Görüntülediğiniz mahkeme kararı henüz kesinleşmemiştir. Yararlı olması amacıyla eklenmiştir.

T.C.
İSTANBUL
BÖLGE ADLİYE MAHKEMESİ
43. HUKUK DAİRESİ
DOSYA NO: 2022/272
KARAR NO: 2022/278
T Ü R K M İ L L E T İ A D I N A
İ S T İ N A F K A R A R I
İNCELENEN KARARIN
MAHKEMESİ: İSTANBUL 14. ASLİYE TİCARET MAHKEMESİ
TARİHİ: 12/01/2022
NUMARASI: 2020/491 Esas(ARA KARAR)
TALEP: İhtiyati tedbir / ihtiyati haciz
İSTİNAF KARAR TARİHİ: 16/03/2022
Taraflar arasında görülen dava neticesinde ilk derece mahkemesince verilen hükmün ihtiyati tedbir/ ihtiyati haciz talep eden davacılar vekilince istinaf edilmesi üzerine düzenlenen rapor ve dosya kapsamı incelenip gereği görüşülüp düşünüldü;
TARAFLARIN İDDİA VE SAVUNMALARININ ÖZETİ
TALEP: İhtiyati tedbir/haciz talep eden davacı vekili talep dilekçesinde özetle; mahkemeye sunulan 05/01/2022 ve 07/01/2022 tarihli Sarıyer Tapu Müdürlüğü yazılarına göre davalı şirketin … ada, … parsel bağımsız bölümlere malik olmasının kat irtifakı kurulması sebebi ile olduğunu, kat irtifakının arsa sahibi ile yüklenici arasındaki kat karşılığı inşaat sözleşmesi gereğince kurulduğunu, alıcıların vekilinin aynı olduğunu, Av. …’in … şirketi vekili olduğunu ve … şirketi adına tüm işlemleri yaptığını, …’in satıcılara ödemeler yaptığını, 1380 adadaki hakların müvekkiline ait olduğunu, davalının ortaklıktaki tüm haklarını müvekkiline devrettiğini, hak sahibinin davalının olmadığının açık olduğunu, bu nedenlerle dosyaya gelen tapu cevaplarına göre davalının kat irtifakı kurulması sebebi ile malik olması dikkate alınarak dava konusu yerlere tedbir, devredilen taşınmaz yönünden bedele dönen alacak nedeniyle ihtiyati haciz konulmasına karar verilmesini talep etmiştir.

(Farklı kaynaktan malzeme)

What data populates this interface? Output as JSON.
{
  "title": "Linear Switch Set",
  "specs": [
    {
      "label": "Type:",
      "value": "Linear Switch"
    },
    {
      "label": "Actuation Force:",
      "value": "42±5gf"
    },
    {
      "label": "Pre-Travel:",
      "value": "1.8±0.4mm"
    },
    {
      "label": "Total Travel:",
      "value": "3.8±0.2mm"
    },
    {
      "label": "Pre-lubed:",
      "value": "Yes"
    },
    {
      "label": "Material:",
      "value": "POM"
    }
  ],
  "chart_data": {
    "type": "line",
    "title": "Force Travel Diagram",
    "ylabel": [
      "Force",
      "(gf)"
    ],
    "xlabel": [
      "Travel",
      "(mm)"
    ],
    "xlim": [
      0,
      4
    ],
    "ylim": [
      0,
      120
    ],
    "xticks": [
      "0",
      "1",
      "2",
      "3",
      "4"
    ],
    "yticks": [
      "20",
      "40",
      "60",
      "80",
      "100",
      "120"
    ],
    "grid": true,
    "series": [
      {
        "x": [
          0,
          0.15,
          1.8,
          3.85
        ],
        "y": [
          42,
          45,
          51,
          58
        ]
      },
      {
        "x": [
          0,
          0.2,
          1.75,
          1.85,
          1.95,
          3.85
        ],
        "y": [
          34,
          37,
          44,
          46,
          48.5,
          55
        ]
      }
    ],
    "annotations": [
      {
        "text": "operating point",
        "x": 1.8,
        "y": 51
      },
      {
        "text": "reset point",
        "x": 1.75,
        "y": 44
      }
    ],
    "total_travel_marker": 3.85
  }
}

İLK DERECE MAHKEMESİ KARARI: İstinaf incelemesine konu kararı veren ilk derece Mahkemesince ihtiyati tedbir/haciz talebi hakkında yapılan inceleme ve değerlendirme sonunda, “Somut durumda talep dilekçesi incelendiğinde; 05/01/2016 tarihli protokol, 14/01/2016 tarihli ek protokol ve de 19/7/2016 tarihli ortaklık payı devri ve kat karşılığı inşaat sözleşmesi yaptırma taahhüdü dikkate alındığında, davalının davaya konu taşınmazda paylı malik olduğunun kabul edilmiş olduğu, dava konusu uyuşmazlığın aslında 14/01/2016 tarihli ek protokol gereğince … ortaklığının bu parselden kaynaklanan 1000 m2 alacağının yine 700 m2lik kısmının … üzerinde bırakılarak 300 m2 lik kısmının arsa sahipleri olan … Şirketi ve … Şirketi payına eklenmesinden kaynaklandığı, davacı tarafça 300 m2’nin davalı ve … Şirketine verilerek kat karşılığı inşaat sözleşmelerinde %95 arsa sahiplerine, %5 müteahhide pay verilmesinin görülmemiş bir durum olduğunu beyan ederek davasını gerekçelendirdiği; bilirkişilerce 14.01.2016 tarihli ek protokolün yeterince irdelenmediği anlaşılmakla, yaklaşık ispat yerine gelmediğinden bu aşama da bu nedenlerle reddine,” karar verilmiştir.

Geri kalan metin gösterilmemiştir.